Saturday, June 29, 2019

Little Fires Everywhere by Celeste Ng

This title is on the review list for the Lakeside Women’s Club this summer, so I decided to check it out.  I’ve been reading it on the porch in the evenings and at the wellness center in the morning.  I’m about 1/3 finished and not sure I’ll go on.  Ng is a good writer, but stories about bio and non-bio mothers and babies, and predictable criticisms of suburban families and their life styles (in this case Shaker Heights, Ohio) are just not comfortable for me.  I’ve read several reviews, from wildly enthusiastic to I-just-didn’t-care. There is a movie in the works since it’s got all the ingredients – teenagers in the 1990s, racial tensions, adoptions, surrogacy, frustrated homemaker, and do-gooder Democrats.
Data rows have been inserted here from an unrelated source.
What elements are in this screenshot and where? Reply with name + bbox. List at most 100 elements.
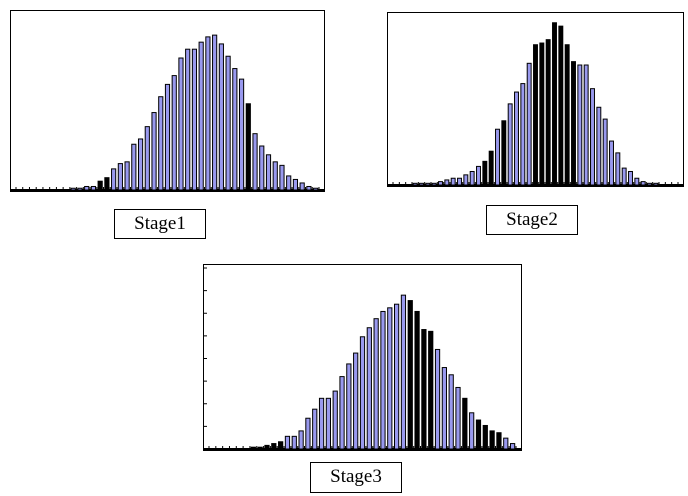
stage3-chart (203, 264, 522, 451)
bar (475, 419, 482, 450)
bar (271, 443, 277, 450)
bar (259, 145, 265, 191)
bar (84, 185, 90, 191)
bar (97, 180, 103, 191)
bar (171, 75, 177, 191)
bar (596, 106, 602, 186)
plot-frame (10, 10, 325, 192)
bar (245, 103, 251, 191)
bar (634, 177, 640, 186)
bar (647, 182, 652, 186)
bar (571, 61, 576, 186)
bar (421, 329, 427, 450)
bar (514, 91, 519, 186)
bar (131, 143, 137, 191)
bar (503, 437, 509, 450)
stage1-chart (10, 10, 325, 192)
bar (507, 103, 513, 186)
bar (185, 48, 191, 191)
bar (292, 178, 299, 191)
bar (158, 96, 164, 191)
bar (412, 182, 418, 186)
bar (359, 336, 366, 450)
bar (577, 64, 583, 186)
bar (414, 310, 420, 450)
bar (462, 397, 468, 450)
bar (366, 327, 372, 450)
bar (250, 446, 256, 450)
bar (265, 154, 272, 191)
bar (583, 64, 589, 186)
bar (137, 138, 144, 191)
bar (628, 170, 633, 186)
bar (393, 303, 400, 450)
bar (400, 294, 407, 450)
bar (117, 163, 123, 191)
bar (438, 181, 443, 186)
bar (489, 430, 495, 450)
bar (124, 161, 130, 191)
stage2-chart (387, 12, 684, 187)
bar (615, 152, 621, 186)
bar (496, 432, 502, 450)
stage2-label: Stage2 (486, 205, 578, 235)
bar (448, 374, 454, 450)
bar (232, 68, 238, 191)
stage3-panel (203, 264, 522, 451)
bar (431, 182, 437, 186)
bar (264, 444, 270, 450)
bar (533, 44, 538, 186)
bar (257, 446, 263, 450)
bar (144, 126, 150, 191)
bar (488, 150, 494, 186)
bar (428, 330, 434, 450)
bar (450, 177, 456, 186)
bar (305, 417, 311, 450)
bar (299, 182, 305, 191)
bar (640, 181, 646, 186)
bar (539, 42, 545, 186)
bar (469, 412, 475, 450)
bar (284, 435, 291, 450)
bar (298, 430, 304, 450)
stage1-label: Stage1 (114, 209, 206, 239)
bar (501, 120, 507, 186)
bar (318, 397, 325, 450)
stage2-panel (387, 12, 684, 187)
bar (590, 88, 595, 186)
bar (332, 390, 338, 450)
bar (520, 83, 526, 186)
bar (252, 133, 258, 191)
bar (545, 39, 551, 186)
bar (238, 78, 245, 191)
bar (339, 376, 345, 450)
bar (373, 318, 379, 450)
bar (653, 182, 659, 186)
bar (346, 363, 352, 450)
bar (191, 48, 198, 191)
bar (602, 118, 608, 186)
bar (387, 307, 393, 450)
bar (312, 408, 318, 450)
bar (225, 55, 231, 191)
bar (526, 62, 532, 186)
bar (419, 182, 424, 186)
plot-frame (203, 264, 522, 451)
bar (272, 161, 278, 191)
bar (164, 83, 171, 191)
bar (621, 167, 627, 186)
bar (552, 22, 557, 186)
bar (455, 386, 461, 450)
bar (482, 160, 488, 186)
bar (558, 25, 564, 186)
bar (444, 179, 450, 186)
bar (407, 300, 413, 450)
bar (434, 348, 441, 450)
bar (286, 175, 292, 191)
bar (441, 367, 447, 450)
bar (380, 310, 386, 450)
bar (198, 41, 204, 191)
bar (218, 43, 224, 191)
bar (212, 34, 218, 191)
bar (205, 36, 211, 191)
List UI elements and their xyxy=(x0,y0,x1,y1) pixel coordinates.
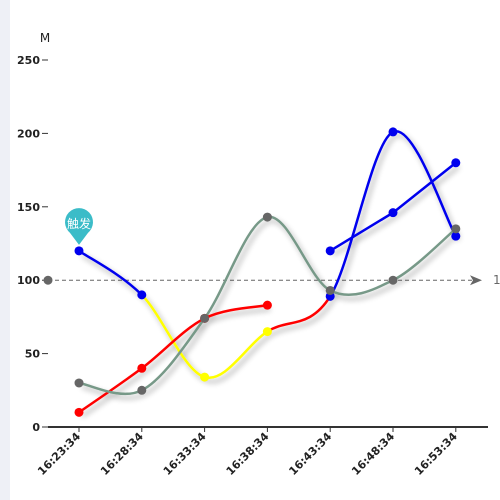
x-tick-label: 16:48:34 xyxy=(349,430,397,478)
x-tick-label: 16:38:34 xyxy=(224,430,272,478)
series-1-segment-2 xyxy=(266,295,332,333)
y-tick-label: 0 xyxy=(32,421,40,434)
series-2-point xyxy=(74,407,84,417)
x-tick-label: 16:33:34 xyxy=(161,430,209,478)
series-2-point xyxy=(137,363,147,373)
y-unit-label: M xyxy=(40,31,50,45)
series-2-point xyxy=(262,300,272,310)
series-0-point xyxy=(388,208,398,218)
y-tick-label: 250 xyxy=(17,54,40,67)
reference-label: 1 xyxy=(493,273,500,287)
series-3-point xyxy=(325,285,335,295)
pin-label: 触发 xyxy=(67,216,91,231)
series-1-point xyxy=(74,246,84,256)
left-edge-strip xyxy=(0,0,10,500)
x-tick-label: 16:53:34 xyxy=(412,430,460,478)
series-0-point xyxy=(325,246,335,256)
trigger-pin: 触发 xyxy=(65,208,93,245)
series-1-point xyxy=(137,290,147,300)
series-3-point xyxy=(388,275,398,285)
y-tick-label: 200 xyxy=(17,127,40,140)
series-1-point xyxy=(451,231,461,241)
series-3-point xyxy=(451,224,461,234)
series-1-point xyxy=(200,372,210,382)
pin-marker-icon xyxy=(65,208,93,245)
series-1-segment-0 xyxy=(78,249,143,296)
y-tick-label: 50 xyxy=(25,348,41,361)
reference-start-marker xyxy=(43,275,53,285)
series-0-line xyxy=(329,161,457,252)
series-1-point xyxy=(388,127,398,137)
series-0-point xyxy=(451,158,461,168)
series-3-point xyxy=(74,378,84,388)
x-tick-label: 16:43:34 xyxy=(286,430,334,478)
y-tick-label: 100 xyxy=(17,274,40,287)
series-3-point xyxy=(137,385,147,395)
x-tick-label: 16:23:34 xyxy=(35,430,83,478)
y-tick-label: 150 xyxy=(17,201,40,214)
series-3-point xyxy=(262,212,272,222)
reference-arrow-icon xyxy=(470,275,482,286)
x-tick-label: 16:28:34 xyxy=(98,430,146,478)
series-3-point xyxy=(200,313,210,323)
series-1-point xyxy=(262,327,272,337)
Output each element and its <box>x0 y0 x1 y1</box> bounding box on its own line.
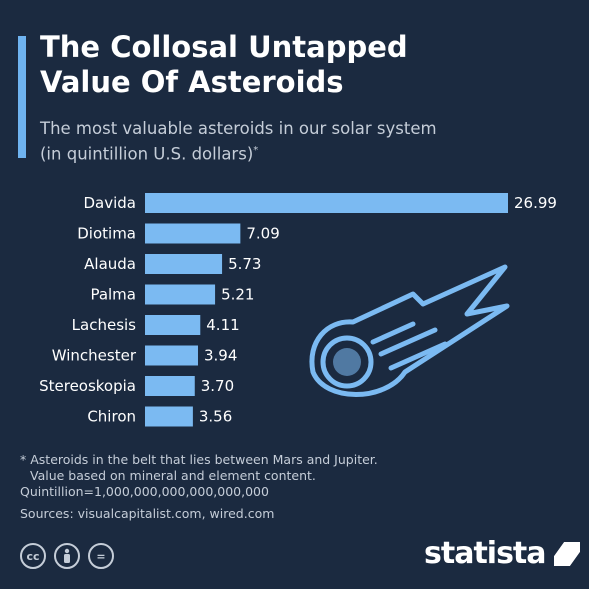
subtitle-footnote-marker: * <box>253 145 259 156</box>
bar <box>145 223 241 244</box>
bar-chart: Davida 26.99 Diotima 7.09 Alauda 5.73 Palma 5.2… <box>39 193 557 427</box>
bar <box>145 193 508 213</box>
page-title: The Collosal Untapped Value Of Asteroids <box>40 30 560 100</box>
bar <box>145 315 201 335</box>
category-label: Palma <box>90 286 136 304</box>
value-label: 3.94 <box>204 347 237 365</box>
subtitle-line-2: (in quintillion U.S. dollars) <box>40 144 254 164</box>
logo-text: statista <box>424 536 547 571</box>
category-label: Stereoskopia <box>39 377 136 395</box>
bar <box>145 406 193 427</box>
creative-commons-icon[interactable]: cc <box>20 543 46 569</box>
title-accent-bar <box>18 36 26 158</box>
statista-logo[interactable]: statista <box>424 536 582 571</box>
bar <box>145 284 216 305</box>
value-label: 3.70 <box>201 377 234 395</box>
title-line-1: The Collosal Untapped <box>40 30 408 64</box>
license-icons: cc = <box>20 543 114 569</box>
footnotes: * Asteroids in the belt that lies betwee… <box>20 452 560 522</box>
footnote-quintillion: Quintillion=1,000,000,000,000,000,000 <box>20 484 269 499</box>
statista-logo-icon <box>553 541 580 566</box>
bar <box>145 345 198 366</box>
no-derivatives-icon[interactable]: = <box>88 543 114 569</box>
category-label: Lachesis <box>72 316 137 334</box>
value-label: 7.09 <box>246 225 279 243</box>
value-label: 3.56 <box>199 408 232 426</box>
bar <box>145 376 195 396</box>
footnote-value-basis: Value based on mineral and element conte… <box>30 468 316 483</box>
attribution-icon[interactable] <box>54 543 80 569</box>
chart-subtitle: The most valuable asteroids in our solar… <box>40 118 560 166</box>
nd-icon-label: = <box>96 549 106 563</box>
footnote-asterisk: * Asteroids in the belt that lies betwee… <box>20 452 378 467</box>
category-label: Alauda <box>84 255 136 273</box>
category-label: Winchester <box>52 347 137 365</box>
value-label: 5.73 <box>228 255 261 273</box>
comet-icon <box>309 264 510 397</box>
title-line-2: Value Of Asteroids <box>40 65 344 99</box>
value-label: 5.21 <box>221 286 254 304</box>
cc-icon-label: cc <box>26 549 40 563</box>
category-label: Chiron <box>87 408 136 426</box>
category-label: Davida <box>84 194 137 212</box>
value-label: 26.99 <box>514 194 557 212</box>
bar <box>145 254 223 274</box>
sources-text: Sources: visualcapitalist.com, wired.com <box>20 506 275 521</box>
subtitle-line-1: The most valuable asteroids in our solar… <box>40 119 437 138</box>
person-icon <box>64 548 70 563</box>
category-label: Diotima <box>77 225 136 243</box>
value-label: 4.11 <box>206 316 239 334</box>
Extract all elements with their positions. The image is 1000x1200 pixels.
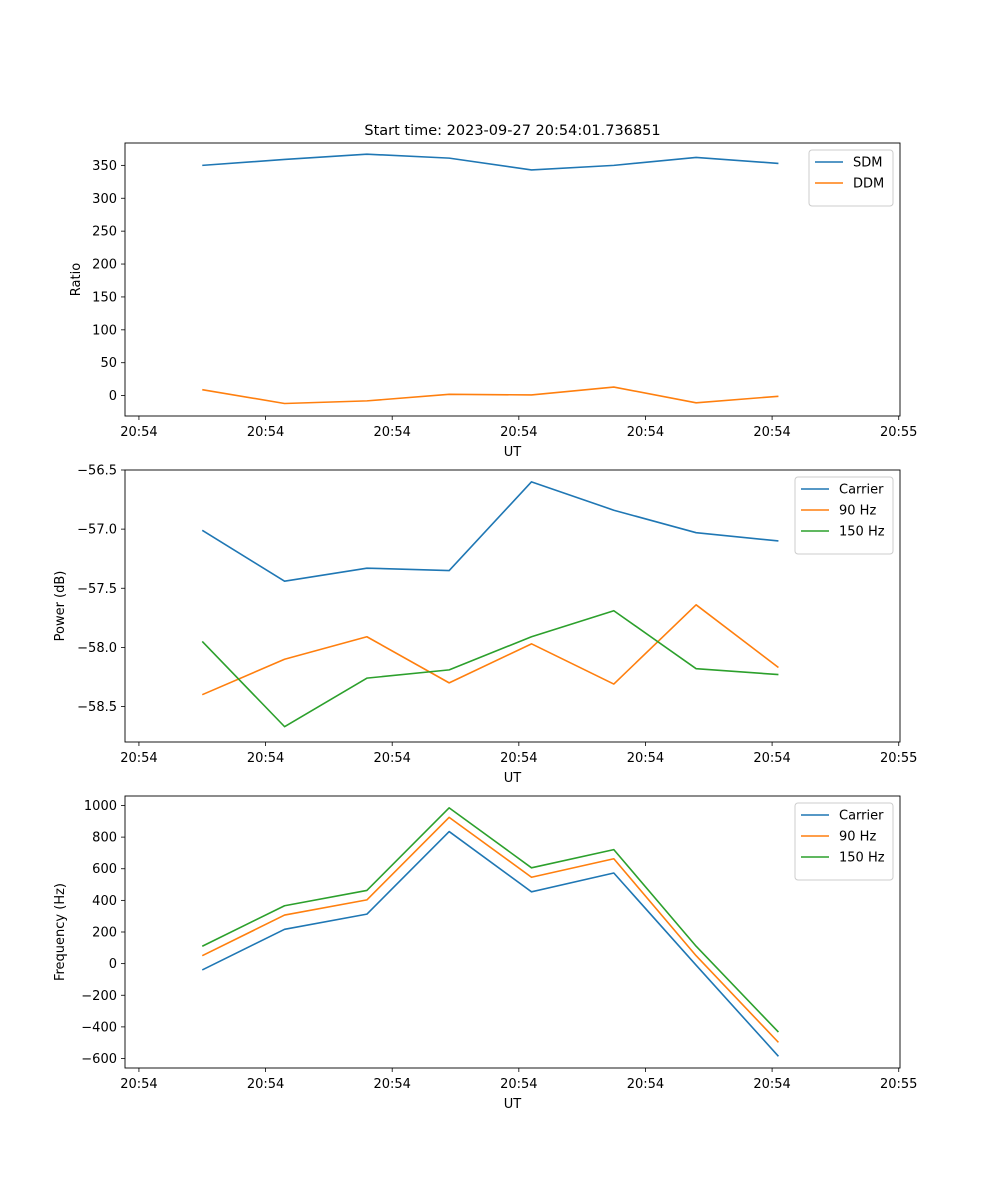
legend-label: 90 Hz: [839, 504, 876, 519]
x-tick-label: 20:54: [373, 1077, 410, 1092]
legend-frame: [794, 476, 894, 555]
y-tick-label: 300: [92, 192, 117, 207]
y-tick-label: −200: [81, 989, 117, 1004]
y-tick-label: −56.5: [77, 464, 117, 479]
y-tick-label: 150: [92, 290, 117, 305]
x-axis-label: UT: [504, 1097, 522, 1112]
x-tick-label: 20:54: [500, 425, 537, 440]
y-tick-label: −58.5: [77, 700, 117, 715]
x-tick-label: 20:54: [247, 751, 284, 766]
y-tick-label: −57.5: [77, 582, 117, 597]
y-tick-label: 250: [92, 225, 117, 240]
y-tick-label: −400: [81, 1020, 117, 1035]
legend-label: 150 Hz: [839, 851, 885, 866]
series-line-150-hz: [201, 609, 779, 728]
axes-frame: [124, 469, 901, 743]
y-tick-label: 350: [92, 159, 117, 174]
series-line-ddm: [202, 386, 779, 405]
legend-label: SDM: [853, 156, 882, 171]
x-tick-label: 20:54: [753, 751, 790, 766]
y-tick-label: 200: [92, 258, 117, 273]
x-tick-label: 20:54: [627, 425, 664, 440]
y-tick-label: −58.0: [77, 641, 117, 656]
series-line-90-hz: [201, 816, 780, 1043]
x-tick-label: 20:54: [373, 425, 410, 440]
x-axis-label: UT: [504, 445, 522, 460]
y-tick-label: 0: [109, 957, 117, 972]
y-axis-label: Frequency (Hz): [53, 883, 68, 981]
y-tick-label: 50: [100, 356, 117, 371]
x-tick-label: 20:54: [120, 1077, 157, 1092]
y-tick-label: 0: [109, 389, 117, 404]
y-tick-label: −600: [81, 1052, 117, 1067]
legend: Carrier 90 Hz 150 Hz: [794, 476, 894, 555]
y-axis-label: Ratio: [69, 263, 84, 296]
legend-label: 90 Hz: [839, 830, 876, 845]
y-tick-label: 600: [92, 862, 117, 877]
x-tick-label: 20:55: [880, 1077, 917, 1092]
subplot-frequency: 20:54 20:54 20:54 20:54 20:54 20:54 20:55 −600 −…: [53, 795, 917, 1112]
legend-label: DDM: [853, 177, 884, 192]
legend: SDM DDM: [808, 149, 894, 207]
x-tick-label: 20:54: [753, 1077, 790, 1092]
subplot-ratio: 20:54 20:54 20:54 20:54 20:54 20:54 20:55 0 50 10…: [69, 142, 917, 460]
x-tick-label: 20:54: [753, 425, 790, 440]
y-tick-label: 1000: [84, 799, 117, 814]
x-tick-label: 20:54: [247, 1077, 284, 1092]
series-line-carrier: [201, 830, 780, 1057]
axes-frame: [124, 142, 901, 417]
subplot-power: 20:54 20:54 20:54 20:54 20:54 20:54 20:55 −58.5…: [53, 464, 917, 787]
legend-frame: [808, 149, 894, 207]
legend-label: Carrier: [839, 809, 884, 824]
x-tick-label: 20:54: [120, 425, 157, 440]
figure-title: Start time: 2023-09-27 20:54:01.736851: [364, 123, 660, 139]
axes-frame: [124, 795, 901, 1069]
x-tick-label: 20:54: [627, 1077, 664, 1092]
x-tick-label: 20:54: [373, 751, 410, 766]
x-axis-label: UT: [504, 771, 522, 786]
y-tick-label: −57.0: [77, 523, 117, 538]
x-tick-label: 20:54: [500, 1077, 537, 1092]
x-tick-label: 20:55: [880, 425, 917, 440]
legend-frame: [794, 802, 894, 881]
x-tick-label: 20:54: [247, 425, 284, 440]
x-tick-label: 20:54: [500, 751, 537, 766]
y-tick-label: 100: [92, 323, 117, 338]
series-line-carrier: [201, 481, 779, 582]
y-axis-label: Power (dB): [53, 571, 68, 642]
series-line-90-hz: [201, 604, 779, 696]
y-tick-label: 800: [92, 831, 117, 846]
y-tick-label: 400: [92, 894, 117, 909]
legend-label: 150 Hz: [839, 525, 885, 540]
series-line-150-hz: [201, 807, 780, 1033]
series-line-sdm: [202, 153, 779, 171]
legend: Carrier 90 Hz 150 Hz: [794, 802, 894, 881]
x-tick-label: 20:55: [880, 751, 917, 766]
legend-label: Carrier: [839, 483, 884, 498]
x-tick-label: 20:54: [120, 751, 157, 766]
y-tick-label: 200: [92, 926, 117, 941]
x-tick-label: 20:54: [627, 751, 664, 766]
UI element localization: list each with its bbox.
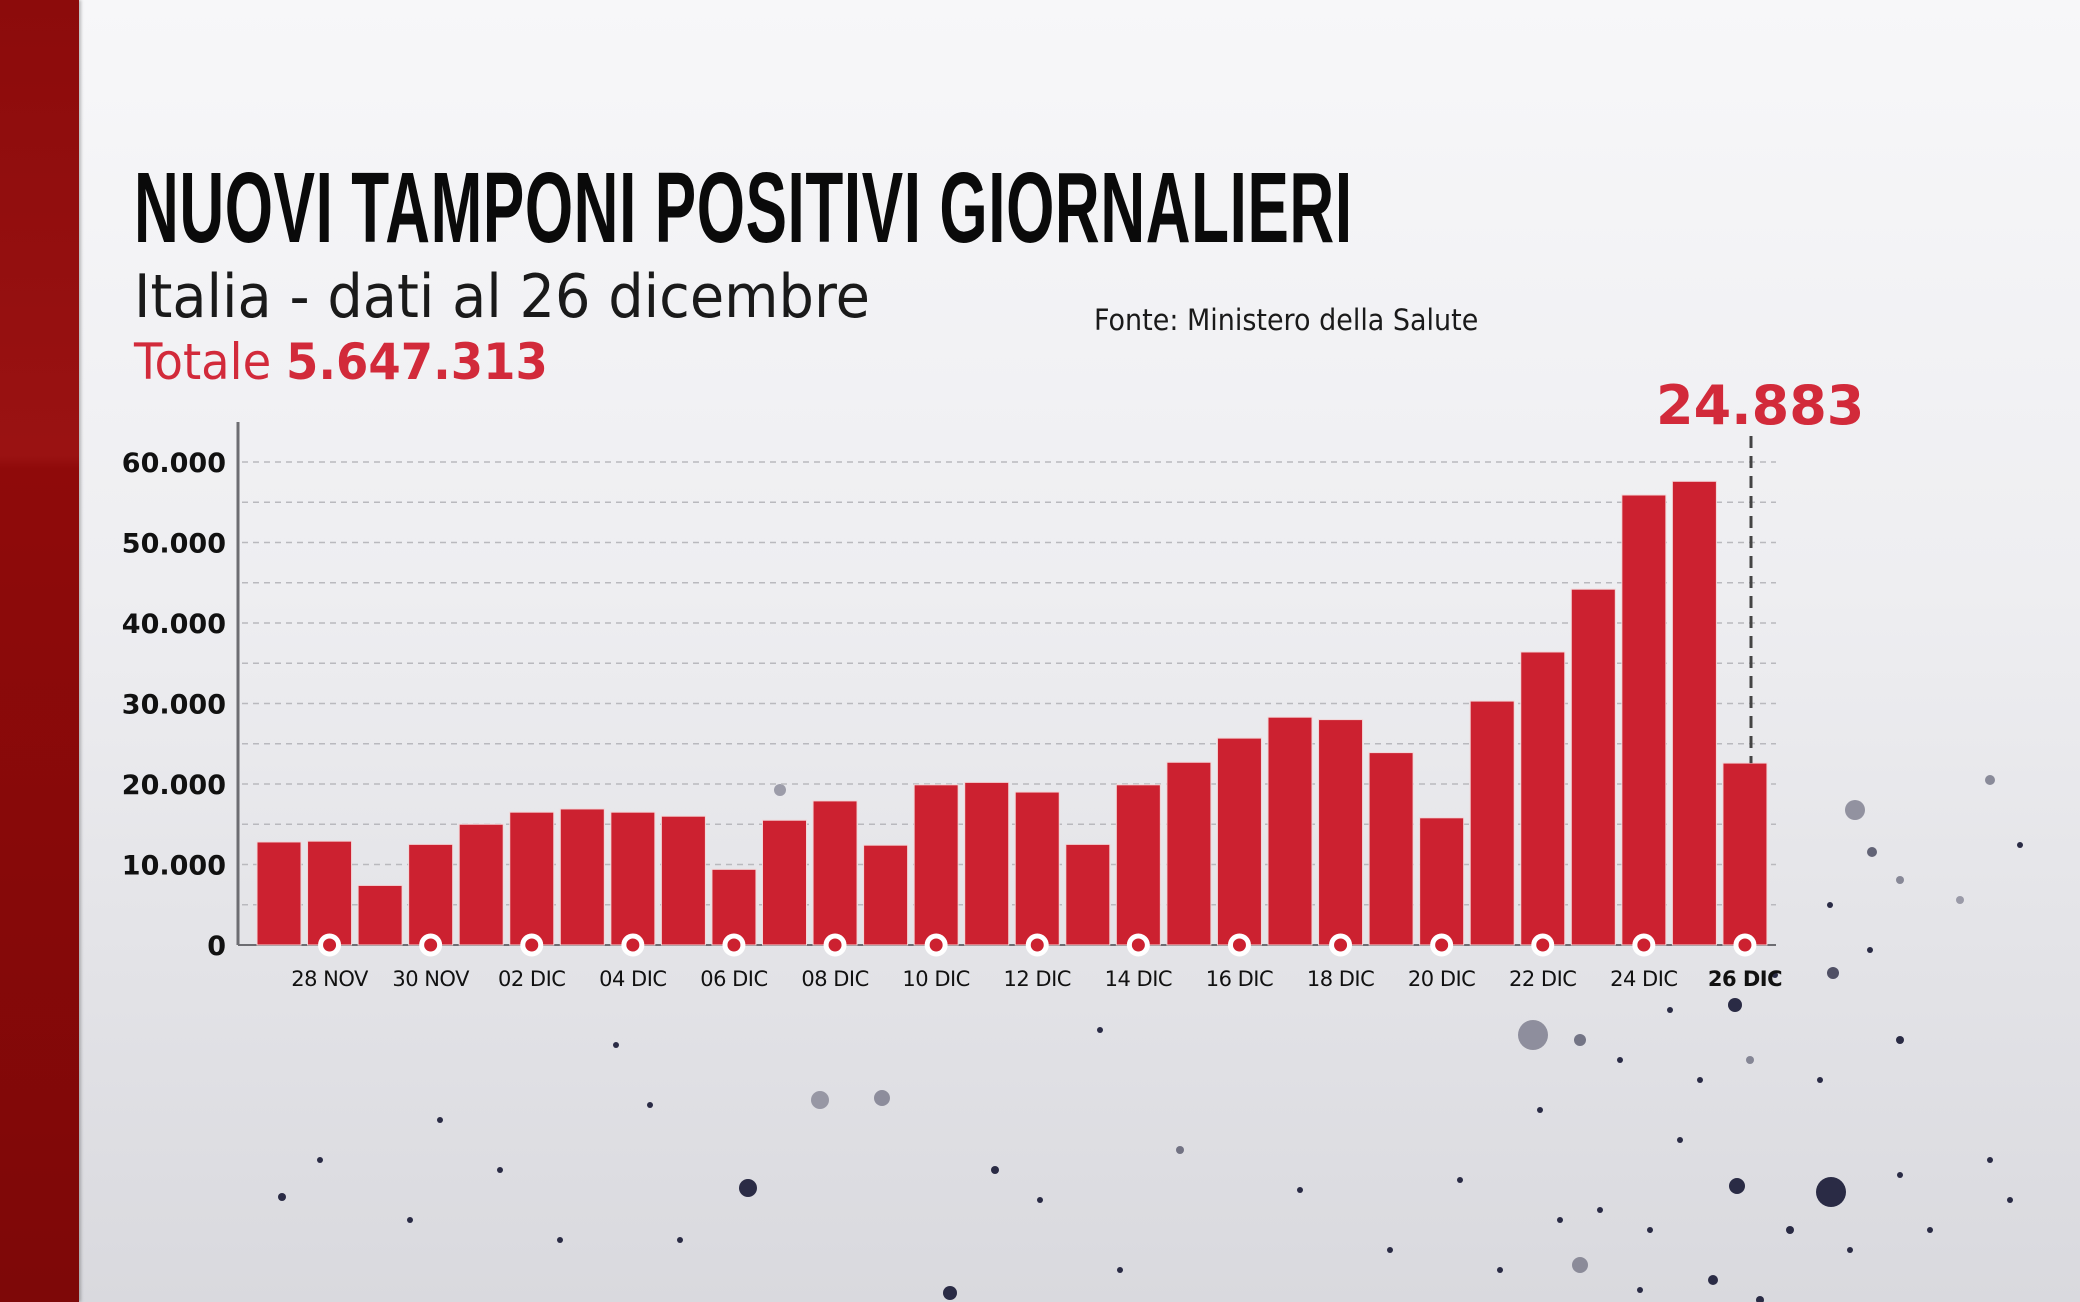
x-tick-label: 06 DIC — [700, 967, 767, 991]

Spoiler:  Ng has a motherhood problem, in addition to her angst and guilt about being wealthy and a successful Asian American. (Wealthy, professional parents, raised in Shaker Heights).  One mother is a surrogate who stole her child and raised her on the run, one mother abandoned her child and kidnaps her back from the adoptive parents, one mother wanted her child but resents all the problems that child represents from  preemie to rebellious teen, one mother had an abortion but used someone else’s name.